Le photographe et réalisateur Yann Arthus-Bertrand est connu pour ses prises de position écologistes. En pleine préparation de son nouveau film, « Legacy », il nous livre son analyse de la crise sanitaire et économique actuelle, tout en esquissant quelques solutions de sortie de crise. Trois questions à l’auteur du best-seller « La Terre vue du ciel », qui dirige aujourd’hui la Fondation GoodPlanet.
Environnement Magazine : Quel regard portez-vous sur la crise du Covid-19 ?
Yann Arthus-Bertrand : Le confinement a été une période incroyable, parce que nous avons mis notre vie entre parenthèses pendant plusieurs semaines. Il n’y avait plus d’avions, plus de voitures… Personne n’avait anticipé cette situation exceptionnelle. Pendant cette période, les gaz à effet de serre ont diminué de 5 %. Or, c’est cette trajectoire d’émission qu’il faut suivre si l’on veut respecter les Accords de Paris. Le confinement a montré que lorsqu’il y a de la volonté politique, on peut influer sur le cours des choses. La crise actuelle est aussi l’occasion de réfléchir à la fragilité de la vie et à nos relations avec les autres.
Plus globalement, cette crise nous révèle notre addiction à la croissance économique, plus qu’auparavant. Les gouvernements du monde entier veulent déjà que la machine reparte de plus belle. Les considérations écologistes apparues pendant le confinement sont maintenant mises sous le tapis, même s’il y a eu de belles avancées ces derniers mois – comme l’engouement pour le vélo, par exemple.
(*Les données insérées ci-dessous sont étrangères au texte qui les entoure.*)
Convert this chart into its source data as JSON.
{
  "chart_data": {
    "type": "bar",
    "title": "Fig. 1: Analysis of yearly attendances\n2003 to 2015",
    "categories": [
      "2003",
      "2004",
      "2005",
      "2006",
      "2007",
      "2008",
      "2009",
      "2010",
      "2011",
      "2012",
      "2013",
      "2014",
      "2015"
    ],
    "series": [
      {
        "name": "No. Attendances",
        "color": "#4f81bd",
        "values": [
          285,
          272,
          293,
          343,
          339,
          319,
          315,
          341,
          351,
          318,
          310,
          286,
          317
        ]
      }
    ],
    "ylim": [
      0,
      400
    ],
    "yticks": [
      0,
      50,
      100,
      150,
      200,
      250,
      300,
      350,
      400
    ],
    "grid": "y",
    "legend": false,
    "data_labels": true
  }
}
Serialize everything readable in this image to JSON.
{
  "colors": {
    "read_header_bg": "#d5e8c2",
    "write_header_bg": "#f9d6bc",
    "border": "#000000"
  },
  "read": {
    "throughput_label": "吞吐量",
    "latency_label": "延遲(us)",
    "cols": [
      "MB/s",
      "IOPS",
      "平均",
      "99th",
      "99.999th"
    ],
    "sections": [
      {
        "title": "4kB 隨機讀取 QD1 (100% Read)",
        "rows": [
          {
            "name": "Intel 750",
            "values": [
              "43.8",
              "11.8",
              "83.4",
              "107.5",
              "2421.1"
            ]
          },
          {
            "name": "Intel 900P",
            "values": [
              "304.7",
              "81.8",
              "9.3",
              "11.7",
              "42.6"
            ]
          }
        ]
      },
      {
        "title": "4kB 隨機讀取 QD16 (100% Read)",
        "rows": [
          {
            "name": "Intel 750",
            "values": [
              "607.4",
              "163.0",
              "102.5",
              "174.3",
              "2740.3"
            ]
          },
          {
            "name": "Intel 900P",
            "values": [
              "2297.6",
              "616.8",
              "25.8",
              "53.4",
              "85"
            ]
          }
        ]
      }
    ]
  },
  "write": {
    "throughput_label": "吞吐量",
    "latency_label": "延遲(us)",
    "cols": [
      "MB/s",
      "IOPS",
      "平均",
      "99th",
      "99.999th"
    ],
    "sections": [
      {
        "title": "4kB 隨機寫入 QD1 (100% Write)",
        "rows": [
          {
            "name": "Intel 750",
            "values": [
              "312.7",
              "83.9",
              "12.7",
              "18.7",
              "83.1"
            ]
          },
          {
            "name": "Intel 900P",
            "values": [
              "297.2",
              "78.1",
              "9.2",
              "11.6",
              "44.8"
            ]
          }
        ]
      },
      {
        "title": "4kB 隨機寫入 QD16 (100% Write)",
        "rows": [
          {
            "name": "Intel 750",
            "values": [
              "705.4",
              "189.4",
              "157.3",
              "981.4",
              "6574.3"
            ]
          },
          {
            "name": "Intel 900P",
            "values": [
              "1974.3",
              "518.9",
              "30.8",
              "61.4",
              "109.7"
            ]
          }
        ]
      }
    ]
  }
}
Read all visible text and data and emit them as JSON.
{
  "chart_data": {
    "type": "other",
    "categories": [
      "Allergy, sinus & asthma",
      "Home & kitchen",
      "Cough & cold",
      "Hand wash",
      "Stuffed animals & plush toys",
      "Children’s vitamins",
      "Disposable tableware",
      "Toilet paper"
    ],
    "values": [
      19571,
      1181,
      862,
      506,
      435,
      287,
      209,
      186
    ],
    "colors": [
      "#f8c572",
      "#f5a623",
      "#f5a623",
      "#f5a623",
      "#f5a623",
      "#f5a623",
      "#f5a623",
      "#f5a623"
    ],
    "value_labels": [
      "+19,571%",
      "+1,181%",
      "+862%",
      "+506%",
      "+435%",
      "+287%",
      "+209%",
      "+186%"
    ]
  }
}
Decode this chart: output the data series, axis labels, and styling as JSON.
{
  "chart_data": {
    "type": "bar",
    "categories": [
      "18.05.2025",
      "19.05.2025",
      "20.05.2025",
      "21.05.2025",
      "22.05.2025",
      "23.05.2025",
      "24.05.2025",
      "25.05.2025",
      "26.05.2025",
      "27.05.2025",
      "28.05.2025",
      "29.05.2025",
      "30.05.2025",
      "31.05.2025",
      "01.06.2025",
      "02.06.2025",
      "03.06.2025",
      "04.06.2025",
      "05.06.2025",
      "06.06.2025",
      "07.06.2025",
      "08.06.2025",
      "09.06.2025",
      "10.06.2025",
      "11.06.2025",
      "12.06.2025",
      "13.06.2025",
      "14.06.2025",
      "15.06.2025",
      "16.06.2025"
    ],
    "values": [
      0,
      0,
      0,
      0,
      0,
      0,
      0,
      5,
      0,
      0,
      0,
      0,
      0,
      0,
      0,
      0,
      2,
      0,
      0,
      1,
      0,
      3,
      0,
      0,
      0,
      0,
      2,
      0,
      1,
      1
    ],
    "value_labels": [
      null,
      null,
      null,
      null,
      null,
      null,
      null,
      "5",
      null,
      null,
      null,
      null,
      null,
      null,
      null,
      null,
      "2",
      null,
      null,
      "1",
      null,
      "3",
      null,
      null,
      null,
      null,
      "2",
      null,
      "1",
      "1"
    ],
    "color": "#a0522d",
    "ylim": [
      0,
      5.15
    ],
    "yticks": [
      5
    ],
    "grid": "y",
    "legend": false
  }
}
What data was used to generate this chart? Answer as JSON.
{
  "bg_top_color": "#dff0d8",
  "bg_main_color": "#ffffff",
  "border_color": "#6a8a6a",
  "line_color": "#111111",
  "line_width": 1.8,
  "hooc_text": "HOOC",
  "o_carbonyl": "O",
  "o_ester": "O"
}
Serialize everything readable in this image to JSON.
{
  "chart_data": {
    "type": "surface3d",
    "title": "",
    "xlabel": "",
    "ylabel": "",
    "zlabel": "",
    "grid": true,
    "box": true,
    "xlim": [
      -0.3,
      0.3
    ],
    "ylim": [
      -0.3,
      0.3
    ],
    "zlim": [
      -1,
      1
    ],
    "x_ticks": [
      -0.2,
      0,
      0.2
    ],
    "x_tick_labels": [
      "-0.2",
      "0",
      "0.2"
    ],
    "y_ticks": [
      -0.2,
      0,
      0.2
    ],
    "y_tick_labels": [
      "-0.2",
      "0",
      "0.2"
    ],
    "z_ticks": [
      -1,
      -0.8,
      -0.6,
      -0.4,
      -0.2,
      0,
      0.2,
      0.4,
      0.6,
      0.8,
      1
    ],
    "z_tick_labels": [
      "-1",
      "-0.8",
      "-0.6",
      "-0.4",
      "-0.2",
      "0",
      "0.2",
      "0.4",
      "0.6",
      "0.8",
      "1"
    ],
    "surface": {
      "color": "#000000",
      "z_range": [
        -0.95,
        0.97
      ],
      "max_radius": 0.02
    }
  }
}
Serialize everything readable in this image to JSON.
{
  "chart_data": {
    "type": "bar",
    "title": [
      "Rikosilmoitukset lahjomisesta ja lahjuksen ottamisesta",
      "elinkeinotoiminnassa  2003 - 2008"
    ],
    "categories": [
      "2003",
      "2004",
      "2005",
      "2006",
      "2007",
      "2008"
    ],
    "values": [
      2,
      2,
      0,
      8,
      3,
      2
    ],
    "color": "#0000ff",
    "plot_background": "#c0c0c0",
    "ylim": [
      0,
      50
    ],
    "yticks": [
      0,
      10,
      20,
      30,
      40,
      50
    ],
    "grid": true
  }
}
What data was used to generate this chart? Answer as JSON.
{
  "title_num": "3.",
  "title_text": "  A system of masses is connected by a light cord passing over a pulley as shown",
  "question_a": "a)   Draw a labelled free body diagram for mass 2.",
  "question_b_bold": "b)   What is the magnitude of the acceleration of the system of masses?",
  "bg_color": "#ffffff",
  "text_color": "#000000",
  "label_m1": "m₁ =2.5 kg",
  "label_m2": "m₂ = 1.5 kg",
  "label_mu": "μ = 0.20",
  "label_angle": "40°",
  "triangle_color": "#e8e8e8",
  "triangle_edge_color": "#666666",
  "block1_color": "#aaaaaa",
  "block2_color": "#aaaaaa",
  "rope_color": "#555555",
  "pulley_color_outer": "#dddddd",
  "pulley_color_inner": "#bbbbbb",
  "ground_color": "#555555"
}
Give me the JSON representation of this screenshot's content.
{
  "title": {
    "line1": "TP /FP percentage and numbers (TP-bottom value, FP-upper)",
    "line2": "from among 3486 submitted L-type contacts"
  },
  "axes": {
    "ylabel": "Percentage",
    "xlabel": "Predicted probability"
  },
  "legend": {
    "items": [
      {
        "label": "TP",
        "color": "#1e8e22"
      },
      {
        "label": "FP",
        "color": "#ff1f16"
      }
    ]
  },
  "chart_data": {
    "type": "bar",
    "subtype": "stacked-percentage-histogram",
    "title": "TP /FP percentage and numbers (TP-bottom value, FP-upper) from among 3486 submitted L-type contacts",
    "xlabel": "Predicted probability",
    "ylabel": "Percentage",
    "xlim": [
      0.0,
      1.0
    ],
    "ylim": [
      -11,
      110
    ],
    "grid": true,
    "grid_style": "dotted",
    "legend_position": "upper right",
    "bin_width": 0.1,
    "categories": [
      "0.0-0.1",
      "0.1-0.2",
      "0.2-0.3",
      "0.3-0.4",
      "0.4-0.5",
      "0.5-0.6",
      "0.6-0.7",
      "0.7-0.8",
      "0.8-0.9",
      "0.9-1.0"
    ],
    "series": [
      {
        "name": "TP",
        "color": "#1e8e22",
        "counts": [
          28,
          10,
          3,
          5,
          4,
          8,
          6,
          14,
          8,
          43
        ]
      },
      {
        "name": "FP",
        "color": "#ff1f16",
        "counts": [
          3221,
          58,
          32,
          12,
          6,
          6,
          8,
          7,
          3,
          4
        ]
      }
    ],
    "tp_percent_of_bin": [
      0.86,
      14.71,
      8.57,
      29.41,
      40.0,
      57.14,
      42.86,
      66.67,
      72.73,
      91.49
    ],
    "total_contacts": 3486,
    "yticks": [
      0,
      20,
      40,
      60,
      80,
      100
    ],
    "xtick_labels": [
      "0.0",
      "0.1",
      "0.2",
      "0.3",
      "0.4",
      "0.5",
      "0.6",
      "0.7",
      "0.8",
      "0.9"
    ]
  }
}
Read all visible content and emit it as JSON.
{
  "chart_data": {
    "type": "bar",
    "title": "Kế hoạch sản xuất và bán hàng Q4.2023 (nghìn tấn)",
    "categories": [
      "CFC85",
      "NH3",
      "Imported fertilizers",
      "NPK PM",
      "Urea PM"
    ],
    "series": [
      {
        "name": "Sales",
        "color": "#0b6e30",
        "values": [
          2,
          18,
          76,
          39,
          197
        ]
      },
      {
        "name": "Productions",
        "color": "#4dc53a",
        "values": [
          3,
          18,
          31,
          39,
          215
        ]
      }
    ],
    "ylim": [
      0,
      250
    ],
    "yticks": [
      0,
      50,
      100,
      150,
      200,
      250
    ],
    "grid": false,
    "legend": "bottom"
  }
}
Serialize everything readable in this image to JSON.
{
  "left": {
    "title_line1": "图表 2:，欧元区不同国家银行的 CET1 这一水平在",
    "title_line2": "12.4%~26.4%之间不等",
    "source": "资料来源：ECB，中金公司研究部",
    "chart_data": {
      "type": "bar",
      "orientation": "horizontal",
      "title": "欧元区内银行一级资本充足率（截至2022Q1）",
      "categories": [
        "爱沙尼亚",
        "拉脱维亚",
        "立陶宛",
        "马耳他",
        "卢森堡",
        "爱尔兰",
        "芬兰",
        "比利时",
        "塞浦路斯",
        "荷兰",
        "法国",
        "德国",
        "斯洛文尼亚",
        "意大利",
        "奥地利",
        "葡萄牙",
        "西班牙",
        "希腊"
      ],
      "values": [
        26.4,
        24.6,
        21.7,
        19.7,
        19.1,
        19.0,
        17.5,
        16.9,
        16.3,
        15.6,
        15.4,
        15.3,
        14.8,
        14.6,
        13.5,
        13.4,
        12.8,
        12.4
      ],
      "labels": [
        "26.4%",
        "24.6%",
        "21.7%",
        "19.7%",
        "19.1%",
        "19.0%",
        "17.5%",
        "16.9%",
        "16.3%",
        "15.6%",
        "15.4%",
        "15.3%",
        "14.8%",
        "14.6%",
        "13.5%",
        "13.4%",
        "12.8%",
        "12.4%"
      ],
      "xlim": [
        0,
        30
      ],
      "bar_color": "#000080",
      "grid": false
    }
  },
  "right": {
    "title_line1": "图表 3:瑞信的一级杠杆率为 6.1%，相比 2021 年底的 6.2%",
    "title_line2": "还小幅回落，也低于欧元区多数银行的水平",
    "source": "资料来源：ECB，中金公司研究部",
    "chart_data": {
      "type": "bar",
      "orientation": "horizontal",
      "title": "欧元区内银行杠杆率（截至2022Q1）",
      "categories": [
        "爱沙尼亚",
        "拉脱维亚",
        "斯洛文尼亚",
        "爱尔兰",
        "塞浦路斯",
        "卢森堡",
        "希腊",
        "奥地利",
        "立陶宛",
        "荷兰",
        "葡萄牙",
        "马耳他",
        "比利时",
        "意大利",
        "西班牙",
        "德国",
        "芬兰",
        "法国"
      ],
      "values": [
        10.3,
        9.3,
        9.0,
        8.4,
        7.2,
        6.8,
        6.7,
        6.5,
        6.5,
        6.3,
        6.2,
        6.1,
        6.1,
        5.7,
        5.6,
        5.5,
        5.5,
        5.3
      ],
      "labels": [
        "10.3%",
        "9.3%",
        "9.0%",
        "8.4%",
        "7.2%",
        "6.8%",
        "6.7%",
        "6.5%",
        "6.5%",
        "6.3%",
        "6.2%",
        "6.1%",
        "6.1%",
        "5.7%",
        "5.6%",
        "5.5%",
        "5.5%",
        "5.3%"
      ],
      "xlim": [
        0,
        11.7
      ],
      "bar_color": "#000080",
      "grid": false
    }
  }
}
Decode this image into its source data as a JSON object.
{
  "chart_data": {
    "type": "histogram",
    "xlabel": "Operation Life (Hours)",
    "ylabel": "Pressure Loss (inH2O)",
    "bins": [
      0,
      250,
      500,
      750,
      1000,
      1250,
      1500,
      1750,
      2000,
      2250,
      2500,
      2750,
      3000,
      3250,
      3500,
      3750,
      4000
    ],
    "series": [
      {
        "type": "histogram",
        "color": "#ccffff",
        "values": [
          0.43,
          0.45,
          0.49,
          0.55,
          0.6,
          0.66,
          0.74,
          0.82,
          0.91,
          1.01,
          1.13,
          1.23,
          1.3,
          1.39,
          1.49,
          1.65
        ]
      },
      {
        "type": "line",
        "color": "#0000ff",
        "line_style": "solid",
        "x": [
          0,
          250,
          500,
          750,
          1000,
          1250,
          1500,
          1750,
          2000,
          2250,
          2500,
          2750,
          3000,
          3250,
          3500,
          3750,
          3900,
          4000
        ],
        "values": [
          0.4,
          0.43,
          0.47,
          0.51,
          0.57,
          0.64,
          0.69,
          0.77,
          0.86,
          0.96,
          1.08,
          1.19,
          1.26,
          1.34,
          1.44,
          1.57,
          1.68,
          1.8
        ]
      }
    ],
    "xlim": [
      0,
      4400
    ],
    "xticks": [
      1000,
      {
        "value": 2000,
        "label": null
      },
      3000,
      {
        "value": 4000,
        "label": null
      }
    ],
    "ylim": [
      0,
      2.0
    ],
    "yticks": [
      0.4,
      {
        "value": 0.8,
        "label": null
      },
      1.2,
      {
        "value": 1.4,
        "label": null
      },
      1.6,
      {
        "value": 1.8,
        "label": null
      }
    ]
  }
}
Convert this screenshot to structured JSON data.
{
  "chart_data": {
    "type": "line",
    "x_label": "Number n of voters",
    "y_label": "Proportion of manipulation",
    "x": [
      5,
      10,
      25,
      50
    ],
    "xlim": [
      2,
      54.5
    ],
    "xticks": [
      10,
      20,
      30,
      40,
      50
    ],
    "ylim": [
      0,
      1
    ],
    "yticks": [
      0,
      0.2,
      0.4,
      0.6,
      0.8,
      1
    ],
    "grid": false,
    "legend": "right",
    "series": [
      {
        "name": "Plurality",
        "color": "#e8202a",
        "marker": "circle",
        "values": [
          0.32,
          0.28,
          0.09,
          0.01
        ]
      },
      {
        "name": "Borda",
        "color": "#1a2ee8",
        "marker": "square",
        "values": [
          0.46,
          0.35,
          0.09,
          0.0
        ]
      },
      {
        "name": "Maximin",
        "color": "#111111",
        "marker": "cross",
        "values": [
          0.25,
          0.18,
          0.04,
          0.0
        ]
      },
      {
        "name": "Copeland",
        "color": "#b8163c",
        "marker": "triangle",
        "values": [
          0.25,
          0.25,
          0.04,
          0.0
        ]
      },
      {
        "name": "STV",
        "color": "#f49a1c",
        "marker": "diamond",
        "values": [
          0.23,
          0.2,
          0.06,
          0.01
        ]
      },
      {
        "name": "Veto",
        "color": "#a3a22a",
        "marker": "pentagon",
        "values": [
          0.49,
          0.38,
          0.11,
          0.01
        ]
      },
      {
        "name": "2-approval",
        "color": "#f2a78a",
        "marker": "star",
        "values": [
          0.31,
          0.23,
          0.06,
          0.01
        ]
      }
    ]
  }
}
Mais, hélas, on continue comme avant, selon le scénario « business as usual ». Or, quand on aligne les chiffres les uns à côté des autres, ça fait peur…
Que faudrait-il faire, selon vous ?
Il faut baisser drastiquement nos émissions de CO2, réduire notre consommation d’énergies fossiles, diminuer notre alimentation à base de viande industrielle, etc. Mais tout ce que l’on peut faire aujourd’hui ne produira ses effets que dans 20 ans et je crains que nous ne soyons déjà repartis vers un monde difficile et compliqué... On voit qu’il n’y a plus de limites à notre façon de vivre. Or, il faudrait réduire notre confort, accepter une certaine décroissance de nos modes de vie. Mais quel homme politique peut défendre un tel programme ? Les politiciens sont à la merci de leurs électeurs. Tous les dirigeants de la planète sont paralysés et les ministres en poste – j’en ai côtoyé quelques-uns – n’ont pas conscience des enjeux. Ils restent prisonniers d’un système économique qui montre aujourd’hui ses limites flagrantes. L’espoir subsiste néanmoins, mais il faut être plus radical.
D’où peut venir cet espoir ?
Il faut que tout le monde agisse à son niveau, selon ses moyens. J’ai par exemple arrêté de prendre l’avion. Il y a quelque chose qui se passe aujourd’hui, de l’ordre de la prise de conscience, mais elle n’est pas suffisante. Nous avons besoin d’une « révolution intérieure » pour stopper notre fuite en avant suicidaire. Nous sommes au quotidien dans la « banalité du mal » et il nous faut une radicalisation du bien. Il faut réhabiliter l’éthique, la morale, l’honnêteté. Aujourd’hui, l’espoir vient peut-être des jeunes qui s’engagent pour le climat, à l’image de Greta Thunberg. En tout cas, il faut agir. Les scientifiques nous alertent. On n’a plus le temps.